Где поезд встал, когда? Среди ночи выгнали всех на холод. Тех, кто сам шёл, баландой из гнилой картошки накормили. Тех, кто умер, из вагонов выбросили — за руки за ноги и вниз: «Тук-тук, тук-тук».
И снова: «Тук-тук, тук-тук…»
В том же вагоне.
В Германию.
Продавали их в каком-то пакгаузе.
Опять, как и в первый раз, выгнали из вагонов тех, кто мог двигаться, покормили супом — из брюквы уже, построили по четыре и так, колонной, между составов, — вперёд!
Не повезло тем, кто шёл с краёв. С краёв колонну охраняли немцы с овчарками. Многих девчонок собаки покусали. Фашисты их ради смеха на девчонок натравливали.
Покусанных долго никто не покупал. Зинку — тоже. И маленькая — все остальные возрастом лет по шестнадцать-двадцать, и синяки на лице так и не зажили, и ногу овчарка порвала — стоять тяжело было, валилась-падала, соседки стоять помогали.
Какой-то старик позже всех приехал. В пакгаузе уже свободно сделалось. Там сперва тех, кто покрасивей был, отобрали. Немка важная ходила — даже зубы заставляла показывать. Кто-то из девчонок немецкий понимал, в школе дурочку не валяли, ахнули:
— Для публичного дома! Под фашистов ложиться!
Тут же за разговоры и наказали. Раздели догола и собак натравили. Разорвали клыками.
Потом молчали девчонки, даже радовались про себя тихонько: на шахту, на завод, на фабрику…

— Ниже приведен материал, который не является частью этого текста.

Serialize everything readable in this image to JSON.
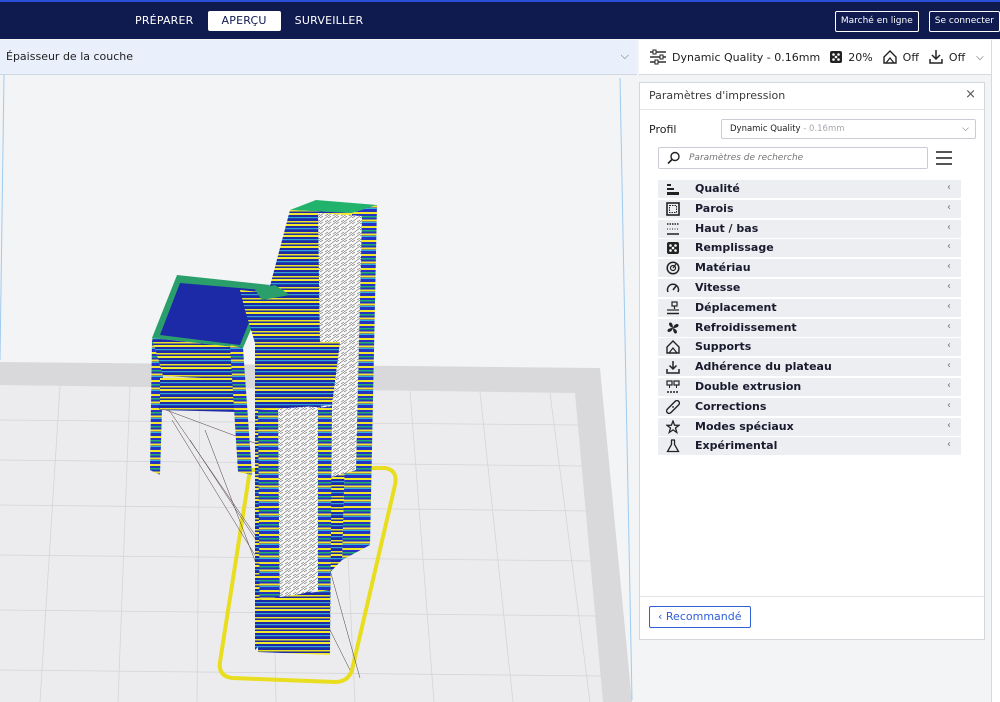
{
  "topbar": {
    "stages": [
      "PRÉPARER",
      "APERÇU",
      "SURVEILLER"
    ],
    "active_stage": "APERÇU",
    "marketplace_label": "Marché en ligne",
    "signin_label": "Se connecter"
  },
  "view_selector": {
    "label": "Épaisseur de la couche"
  },
  "print_setup": {
    "profile": "Dynamic Quality - 0.16mm",
    "infill": "20%",
    "support": "Off",
    "adhesion": "Off"
  },
  "settings_panel": {
    "title": "Paramètres d'impression",
    "profile_label": "Profil",
    "profile_value": "Dynamic Quality",
    "profile_suffix": " - 0.16mm",
    "search_placeholder": "Paramètres de recherche",
    "categories": [
      {
        "label": "Qualité",
        "icon": "quality-icon"
      },
      {
        "label": "Parois",
        "icon": "walls-icon"
      },
      {
        "label": "Haut / bas",
        "icon": "top-bottom-icon"
      },
      {
        "label": "Remplissage",
        "icon": "infill-icon"
      },
      {
        "label": "Matériau",
        "icon": "material-icon"
      },
      {
        "label": "Vitesse",
        "icon": "speed-icon"
      },
      {
        "label": "Déplacement",
        "icon": "travel-icon"
      },
      {
        "label": "Refroidissement",
        "icon": "cooling-fan-icon"
      },
      {
        "label": "Supports",
        "icon": "support-icon"
      },
      {
        "label": "Adhérence du plateau",
        "icon": "adhesion-icon"
      },
      {
        "label": "Double extrusion",
        "icon": "dual-extrusion-icon"
      },
      {
        "label": "Corrections",
        "icon": "fixes-icon"
      },
      {
        "label": "Modes spéciaux",
        "icon": "special-modes-icon"
      },
      {
        "label": "Expérimental",
        "icon": "experimental-icon"
      }
    ],
    "recommended_label": "Recommandé"
  },
  "colors": {
    "topbar_bg": "#0f1a4f",
    "accent": "#2f60d8",
    "layer_blue": "#1f2fb8",
    "layer_yellow": "#f0e62a",
    "layer_green": "#1fb06a"
  }
}
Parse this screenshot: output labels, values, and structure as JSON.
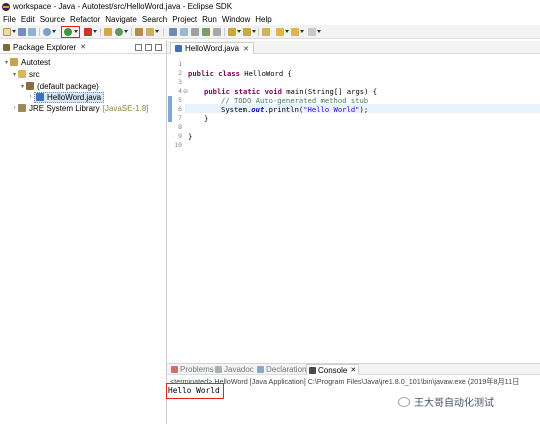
{
  "window": {
    "title": "workspace - Java - Autotest/src/HelloWord.java - Eclipse SDK"
  },
  "menubar": {
    "items": [
      "File",
      "Edit",
      "Source",
      "Refactor",
      "Navigate",
      "Search",
      "Project",
      "Run",
      "Window",
      "Help"
    ]
  },
  "package_explorer": {
    "title": "Package Explorer",
    "tree": [
      {
        "label": "Autotest",
        "icon": "java-project-icon",
        "expanded": true
      },
      {
        "label": "src",
        "icon": "source-folder-icon",
        "expanded": true
      },
      {
        "label": "(default package)",
        "icon": "package-icon",
        "expanded": true
      },
      {
        "label": "HelloWord.java",
        "icon": "java-file-icon",
        "expanded": false,
        "selected": true
      },
      {
        "label": "JRE System Library",
        "suffix": "[JavaSE-1.8]",
        "icon": "library-icon",
        "expanded": false
      }
    ]
  },
  "editor": {
    "tab_label": "HelloWord.java",
    "line_numbers": [
      "1",
      "2",
      "3",
      "4",
      "5",
      "6",
      "7",
      "8",
      "9",
      "10"
    ],
    "code": {
      "l2_kw": "public class",
      "l2_rest": " HelloWord {",
      "l4_kw": "public static void",
      "l4_rest": " main(String[] args) {",
      "l5_comment": "// TODO Auto-generated method stub",
      "l6_pre": "System.",
      "l6_field": "out",
      "l6_mid": ".println(",
      "l6_str": "\"Hello World\"",
      "l6_end": ");",
      "l7": "}",
      "l9": "}"
    }
  },
  "console": {
    "tabs": [
      "Problems",
      "Javadoc",
      "Declaration",
      "Console"
    ],
    "active_tab": "Console",
    "status": "<terminated> HelloWord [Java Application] C:\\Program Files\\Java\\jre1.8.0_101\\bin\\javaw.exe (2019年8月11日",
    "output": "Hello World"
  },
  "watermark": {
    "text": "王大哥自动化测试"
  },
  "colors": {
    "highlight_box": "#e8211f",
    "keyword": "#7f0055",
    "comment": "#3f7f5f",
    "string": "#2a00ff",
    "field": "#0000c0"
  }
}
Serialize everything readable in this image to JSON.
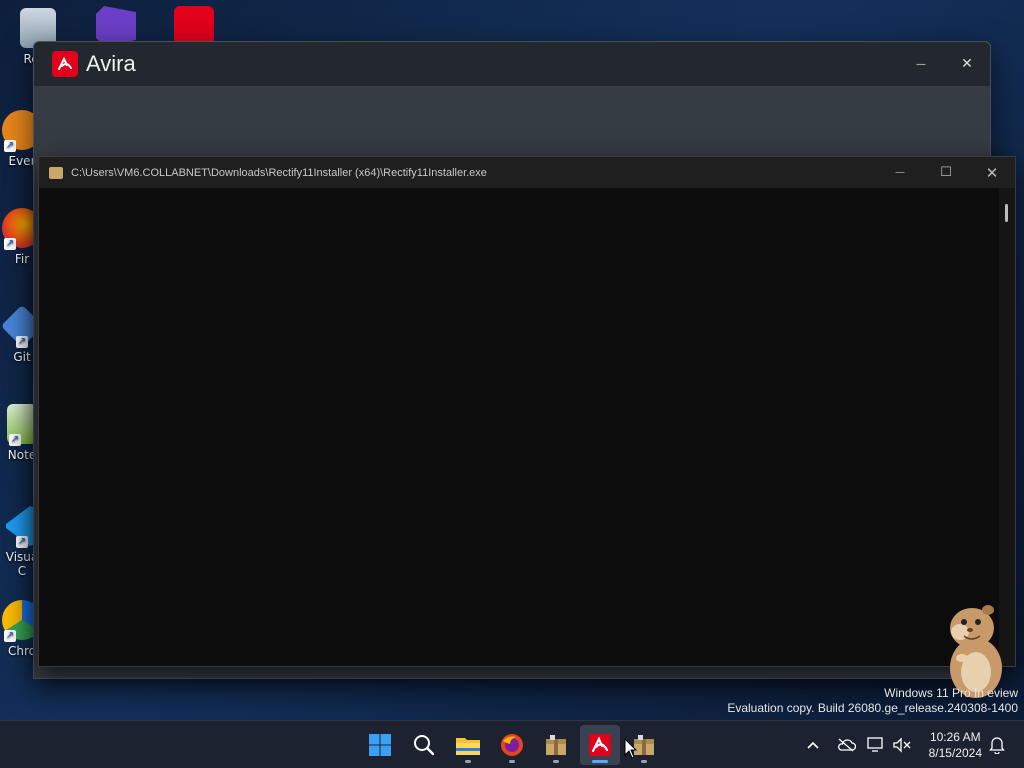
{
  "desktop": {
    "icons": [
      {
        "label": "Recy"
      },
      {
        "label": "Ever"
      },
      {
        "label": "Fir"
      },
      {
        "label": "Git"
      },
      {
        "label": "Note"
      },
      {
        "label": "Visua",
        "label2": "C"
      },
      {
        "label": "Chro"
      }
    ]
  },
  "avira_window": {
    "title": "Avira",
    "minimize_glyph": "—",
    "close_glyph": "✕",
    "brand_color": "#e3001b"
  },
  "console_window": {
    "title": "C:\\Users\\VM6.COLLABNET\\Downloads\\Rectify11Installer (x64)\\Rectify11Installer.exe",
    "minimize_glyph": "—",
    "maximize_glyph": "☐",
    "close_glyph": "✕"
  },
  "watermark": {
    "line1": "Windows 11 Pro In    eview",
    "line2": "Evaluation copy. Build 26080.ge_release.240308-1400"
  },
  "taskbar": {
    "apps": [
      {
        "icon": "windows-start-icon"
      },
      {
        "icon": "search-icon"
      },
      {
        "icon": "file-explorer-icon"
      },
      {
        "icon": "firefox-icon"
      },
      {
        "icon": "installer-icon"
      },
      {
        "icon": "avira-icon",
        "active": true
      },
      {
        "icon": "installer-icon"
      }
    ],
    "clock": {
      "time": "10:26 AM",
      "date": "8/15/2024"
    }
  }
}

Старик, когда увидел оставшихся, расстроился: качал головой, языком цокал. После всё-таки решился: забрал сразу десятерых и Зинку в том числе. Заплатил и за доставку.
И опять куда-то ехали. Теперь в стареньком крытом тентом грузовичке. Девчонки — руки связаны — на полу, как бросили. Охрана — два пожилых немца и ещё один пацанчик с винтовками — на откидных сиденьях.
Немцы поглядывали недобро, винтовки держали наготове.
Потом Зинка узнала: за два дня до того, как их привезли, у одного местного хозяина две русские девушки сбежать пытались. Били их крепко, они и не выдержали — сбежали.
Старик, что купил русских девушек, был управляющим. Не хозяином.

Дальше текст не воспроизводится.